Ripartire tornando alle origini, mettendo al centro la persona, sviluppando la capacità di ascolto. Alessandra Pusceddu, giovane coordinatrice di Oristano dei Riformatori sardi, rappresenta in pieno il nuovo corso del partito di Massimo Fantola.

La situazione economica e politica è difficile. Cosa fare secondo lei?

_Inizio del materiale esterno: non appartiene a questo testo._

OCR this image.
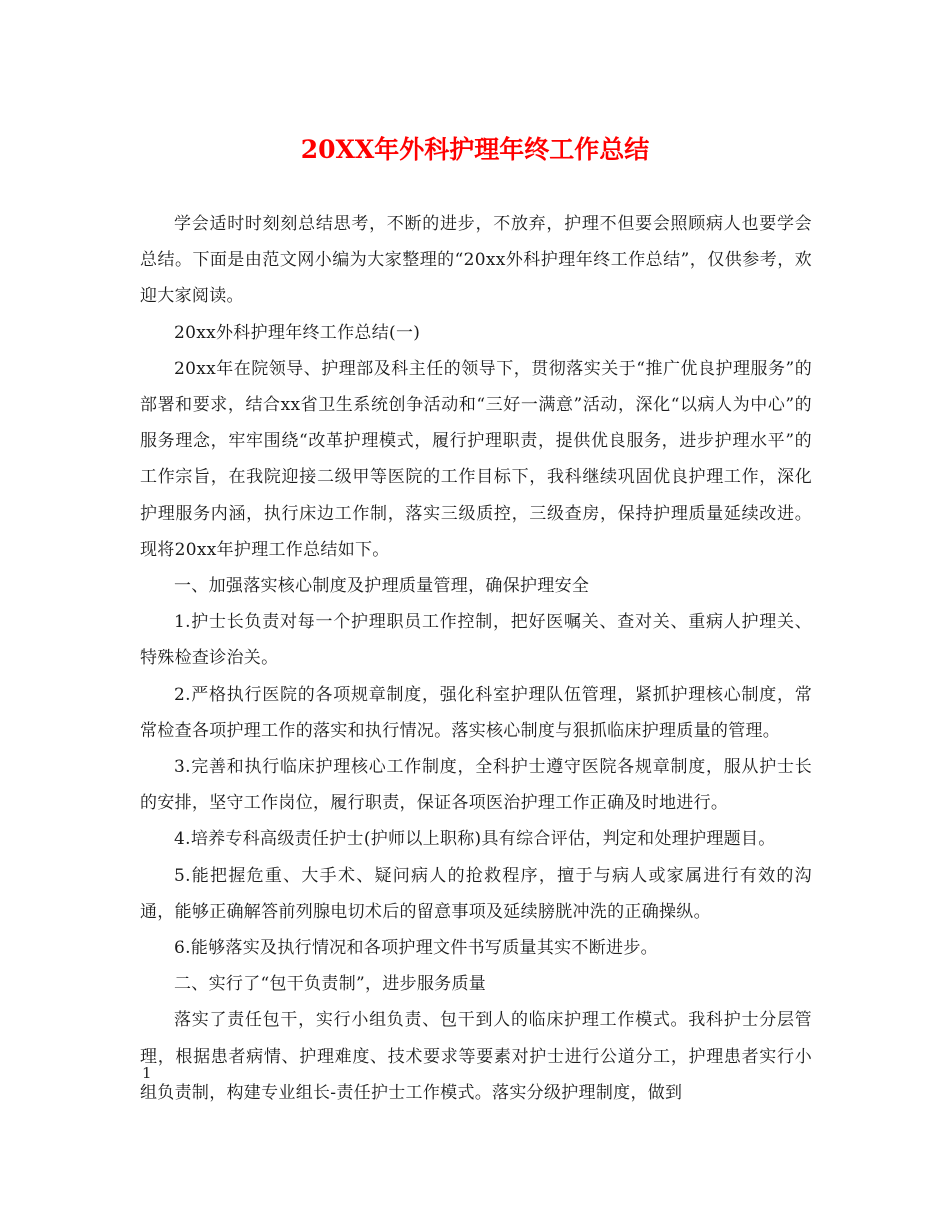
20XX年外科护理年终工作总结

学会适时时刻刻总结思考，不断的进步，不放弃，护理不但要会照顾病人也要学会总结。下面是由范文网小编为大家整理的“20xx外科护理年终工作总结”，仅供参考，欢迎大家阅读。

20xx外科护理年终工作总结(一)

20xx年在院领导、护理部及科主任的领导下，贯彻落实关于“推广优良护理服务”的部署和要求，结合xx省卫生系统创争活动和“三好一满意”活动，深化“以病人为中心”的服务理念，牢牢围绕“改革护理模式，履行护理职责，提供优良服务，进步护理水平”的工作宗旨，在我院迎接二级甲等医院的工作目标下，我科继续巩固优良护理工作，深化护理服务内涵，执行床边工作制，落实三级质控，三级查房，保持护理质量延续改进。现将20xx年护理工作总结如下。

一、加强落实核心制度及护理质量管理，确保护理安全

1.护士长负责对每一个护理职员工作控制，把好医嘱关、查对关、重病人护理关、特殊检查诊治关。

2.严格执行医院的各项规章制度，强化科室护理队伍管理，紧抓护理核心制度，常常检查各项护理工作的落实和执行情况。落实核心制度与狠抓临床护理质量的管理。

3.完善和执行临床护理核心工作制度，全科护士遵守医院各规章制度，服从护士长的安排，坚守工作岗位，履行职责，保证各项医治护理工作正确及时地进行。

4.培养专科高级责任护士(护师以上职称)具有综合评估，判定和处理护理题目。

5.能把握危重、大手术、疑问病人的抢救程序，擅于与病人或家属进行有效的沟通，能够正确解答前列腺电切术后的留意事项及延续膀胱冲洗的正确操纵。

6.能够落实及执行情况和各项护理文件书写质量其实不断进步。

二、实行了“包干负责制”，进步服务质量

落实了责任包干，实行小组负责、包干到人的临床护理工作模式。我科护士分层管理，根据患者病情、护理难度、技术要求等要素对护士进行公道分工，护理患者实行小组负责制，构建专业组长-责任护士工作模式。落实分级护理制度，做到

1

È vero, stiamo attraversando un momento assai difficile, sia per via della situazione politica nazionale e sia per la situazione politica e sociale che abbiamo nella nostra regione. E, cosa non di poco conto, c’è un grande malcontento generale. Sono tempi difficili e fare politica in questo momento storico è ancora più complicato. Diciamoci la verità il popolo non ha più nessuna fiducia nella politica e nelle istituzioni, e questo a causa del comportamento poco edificante che ci sta riservando la classe politica italiana. Dobbiamo tornare alle origini, quando la politica era fatta da uomini e donne il cui unico interesse era quello di fare il bene comune e non anteporre il proprio tornaconto personale.

Allora che fare?

La gente è stanca di tutto ciò, ci sono famiglie che combattono (e dico combattono perché ormai è una guerra per la sopravivenza) tutti i giorni per poter campare. Da qui dobbiamo rincominciare, stando vicini alla gente, ascoltando i loro problemi, le difficoltà e le incertezze che devono affrontare quotidianamente  cercando nel miglior modo possibile di aiutarli a vivere in quella dignità che è un diritto di tutti. Niente di trascendentale; un lavoro, un tetto dove vivere, servizi pubblici a cui poter accedere per migliorare la qualità della vita. Dobbiamo riprenderci la fiducia delle persone.

Il problema è come….

La formula magica è ovvio nessuno ce l’ha, ma una cosa è certa, Dobbiamo stare in mezzo alla gente, facendoci conoscere per quello che siamo, cioè cittadini come loro, né più e né meno.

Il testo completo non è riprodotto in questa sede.